Margery Abrahams
Margery Annie Abrahams was a British dietitian who helped organise the Kindertransport scheme to rescue children from the Holocaust.
Early life and education
She was born in 1896, the only child of medical doctor Bertram Abrams and his wife Jane, née Simmons, a concert pianist. Both parents were from long-established Jewish families. She grew up in Amersham, and was raised by her maternal uncle after being orphaned at fourteen.In about 1918, Margery worked at the Zion Institute as the secretary of Benjamin Cohen, who remained a lifelong friend and a benefactor of her humanitarian efforts.
Margery was one of the first women admitted to degrees at the University of Oxford when she gained an MA in history in 1920 at Somerville College. In 1927, she gained an MSc from Columbia University, New York, with a thesis on infant nutrition.

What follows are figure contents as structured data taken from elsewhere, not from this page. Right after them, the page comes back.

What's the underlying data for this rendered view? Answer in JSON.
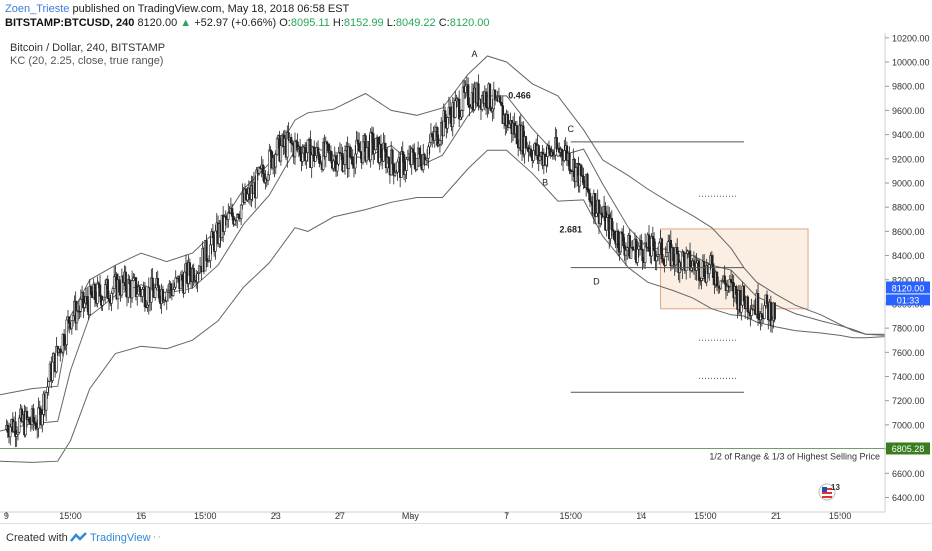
{
  "header": {
    "author": "Zoen_Trieste",
    "published_text": "published on TradingView.com, May 18, 2018 06:58 EST",
    "symbol": "BITSTAMP:BTCUSD, 240",
    "last_price": "8120.00",
    "change_arrow": "▲",
    "change": "+52.97 (+0.66%)",
    "o_label": "O:",
    "o_value": "8095.11",
    "h_label": "H:",
    "h_value": "8152.99",
    "l_label": "L:",
    "l_value": "8049.22",
    "c_label": "C:",
    "c_value": "8120.00"
  },
  "footer": {
    "created": "Created with",
    "brand": "TradingView",
    "dots": "···"
  },
  "colors": {
    "accent": "#2962ff",
    "up": "#26a65b",
    "band": "#666666",
    "candle": "#222222",
    "flat_label": "#3a7d1e",
    "box_fill": "#fbeee3",
    "box_stroke": "#e0a58a"
  },
  "chart_data": {
    "type": "candlestick",
    "title": "Bitcoin / Dollar, 240, BITSTAMP",
    "indicator": "KC (20, 2.25, close, true range)",
    "y_ticks": [
      10200,
      10000,
      9800,
      9600,
      9400,
      9200,
      9000,
      8800,
      8600,
      8400,
      8200,
      8000,
      7800,
      7600,
      7400,
      7200,
      7000,
      6800,
      6600,
      6400
    ],
    "ylim": [
      6280,
      10240
    ],
    "x_ticks": [
      {
        "label": "9",
        "x": 0
      },
      {
        "label": "15:00",
        "x": 10
      },
      {
        "label": "16",
        "x": 21
      },
      {
        "label": "15:00",
        "x": 31
      },
      {
        "label": "23",
        "x": 42
      },
      {
        "label": "27",
        "x": 52
      },
      {
        "label": "May",
        "x": 63
      },
      {
        "label": "7",
        "x": 78
      },
      {
        "label": "15:00",
        "x": 88
      },
      {
        "label": "14",
        "x": 99
      },
      {
        "label": "15:00",
        "x": 109
      },
      {
        "label": "21",
        "x": 120
      },
      {
        "label": "15:00",
        "x": 130
      }
    ],
    "xlim": [
      -1,
      137
    ],
    "last_price_label": "8120.00",
    "countdown_label": "01:33",
    "current_price": 8120,
    "horizontal_line": {
      "y": 6805.28,
      "label": "6805.28",
      "note": "1/2 of Range & 1/3 of Highest Selling Price"
    },
    "annotations": [
      {
        "text": "A",
        "x": 73,
        "y": 10040
      },
      {
        "text": "0.466",
        "x": 80,
        "y": 9700
      },
      {
        "text": "C",
        "x": 88,
        "y": 9420
      },
      {
        "text": "B",
        "x": 84,
        "y": 8980
      },
      {
        "text": "2.681",
        "x": 88,
        "y": 8590
      },
      {
        "text": "D",
        "x": 92,
        "y": 8160
      }
    ],
    "levels": [
      {
        "y": 9340,
        "x1": 88,
        "x2": 115,
        "style": "solid"
      },
      {
        "y": 8890,
        "x1": 108,
        "x2": 114,
        "style": "dotted"
      },
      {
        "y": 8300,
        "x1": 88,
        "x2": 115,
        "style": "solid"
      },
      {
        "y": 7700,
        "x1": 108,
        "x2": 114,
        "style": "dotted"
      },
      {
        "y": 7385,
        "x1": 108,
        "x2": 114,
        "style": "dotted"
      },
      {
        "y": 7270,
        "x1": 88,
        "x2": 115,
        "style": "solid"
      }
    ],
    "box": {
      "x1": 102,
      "x2": 125,
      "y_top": 8620,
      "y_bottom": 7960
    },
    "keltner_upper": [
      [
        -1,
        7250
      ],
      [
        4,
        7300
      ],
      [
        8,
        7320
      ],
      [
        10,
        7900
      ],
      [
        13,
        8200
      ],
      [
        17,
        8320
      ],
      [
        21,
        8420
      ],
      [
        25,
        8350
      ],
      [
        29,
        8420
      ],
      [
        33,
        8620
      ],
      [
        37,
        8950
      ],
      [
        41,
        9160
      ],
      [
        45,
        9520
      ],
      [
        47,
        9580
      ],
      [
        51,
        9610
      ],
      [
        56,
        9740
      ],
      [
        60,
        9600
      ],
      [
        64,
        9560
      ],
      [
        68,
        9620
      ],
      [
        72,
        9900
      ],
      [
        75,
        10050
      ],
      [
        78,
        10000
      ],
      [
        82,
        9820
      ],
      [
        86,
        9720
      ],
      [
        90,
        9440
      ],
      [
        93,
        9190
      ],
      [
        97,
        9060
      ],
      [
        100,
        8950
      ],
      [
        104,
        8820
      ],
      [
        107,
        8730
      ],
      [
        110,
        8630
      ],
      [
        113,
        8460
      ],
      [
        115,
        8300
      ],
      [
        117,
        8180
      ],
      [
        120,
        8080
      ],
      [
        123,
        7990
      ],
      [
        127,
        7910
      ],
      [
        130,
        7830
      ],
      [
        132,
        7780
      ],
      [
        134,
        7750
      ],
      [
        137,
        7740
      ]
    ],
    "keltner_middle": [
      [
        -1,
        6950
      ],
      [
        4,
        7010
      ],
      [
        8,
        7030
      ],
      [
        10,
        7450
      ],
      [
        13,
        7900
      ],
      [
        17,
        8070
      ],
      [
        21,
        8160
      ],
      [
        25,
        8090
      ],
      [
        29,
        8130
      ],
      [
        33,
        8320
      ],
      [
        37,
        8660
      ],
      [
        41,
        8900
      ],
      [
        45,
        9270
      ],
      [
        47,
        9320
      ],
      [
        51,
        9230
      ],
      [
        56,
        9210
      ],
      [
        60,
        9310
      ],
      [
        64,
        9130
      ],
      [
        68,
        9230
      ],
      [
        72,
        9560
      ],
      [
        75,
        9720
      ],
      [
        78,
        9720
      ],
      [
        82,
        9450
      ],
      [
        86,
        9220
      ],
      [
        90,
        9280
      ],
      [
        93,
        8990
      ],
      [
        97,
        8630
      ],
      [
        100,
        8460
      ],
      [
        104,
        8450
      ],
      [
        107,
        8400
      ],
      [
        110,
        8320
      ],
      [
        113,
        8280
      ],
      [
        115,
        8170
      ],
      [
        117,
        8060
      ],
      [
        120,
        7990
      ],
      [
        123,
        7920
      ],
      [
        127,
        7860
      ],
      [
        130,
        7820
      ],
      [
        132,
        7790
      ],
      [
        134,
        7750
      ],
      [
        137,
        7750
      ]
    ],
    "keltner_lower": [
      [
        -1,
        6700
      ],
      [
        4,
        6690
      ],
      [
        8,
        6700
      ],
      [
        10,
        6870
      ],
      [
        13,
        7300
      ],
      [
        17,
        7590
      ],
      [
        21,
        7650
      ],
      [
        25,
        7630
      ],
      [
        29,
        7700
      ],
      [
        33,
        7860
      ],
      [
        37,
        8140
      ],
      [
        41,
        8340
      ],
      [
        45,
        8630
      ],
      [
        47,
        8600
      ],
      [
        51,
        8720
      ],
      [
        56,
        8780
      ],
      [
        60,
        8840
      ],
      [
        64,
        8880
      ],
      [
        68,
        8880
      ],
      [
        72,
        9120
      ],
      [
        75,
        9270
      ],
      [
        78,
        9270
      ],
      [
        82,
        9080
      ],
      [
        86,
        8850
      ],
      [
        90,
        8860
      ],
      [
        93,
        8560
      ],
      [
        97,
        8300
      ],
      [
        100,
        8180
      ],
      [
        104,
        8110
      ],
      [
        107,
        8050
      ],
      [
        110,
        7960
      ],
      [
        113,
        7910
      ],
      [
        115,
        7900
      ],
      [
        117,
        7850
      ],
      [
        120,
        7810
      ],
      [
        123,
        7780
      ],
      [
        127,
        7760
      ],
      [
        130,
        7740
      ],
      [
        132,
        7720
      ],
      [
        134,
        7720
      ],
      [
        137,
        7730
      ]
    ]
  }
}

Career and humanitarian work
As hospitals began to create posts for dietitians, she was taken on at St Bartholomew’s Hospital. She mentored Dr Elsie Widdowson there and they published a book together in 1937, Modern Dietary Treatment, which contained tables for calculating the calorific content of foods and preventative dietary principles. Margery served as the first chairperson of the British Dietetic Association from 1936, becoming one of the first Fellows there in 1979.Margery helped with the fundraising and organisation of the Kindertransport system. She found local accommodation for refugee children, including fostering a fifteen-year-old escapee from Czechoslovakia in her home and hosting about twenty orphans in another of her properties.
She died in 1983, commemorated by Abrahams Close in Amersham.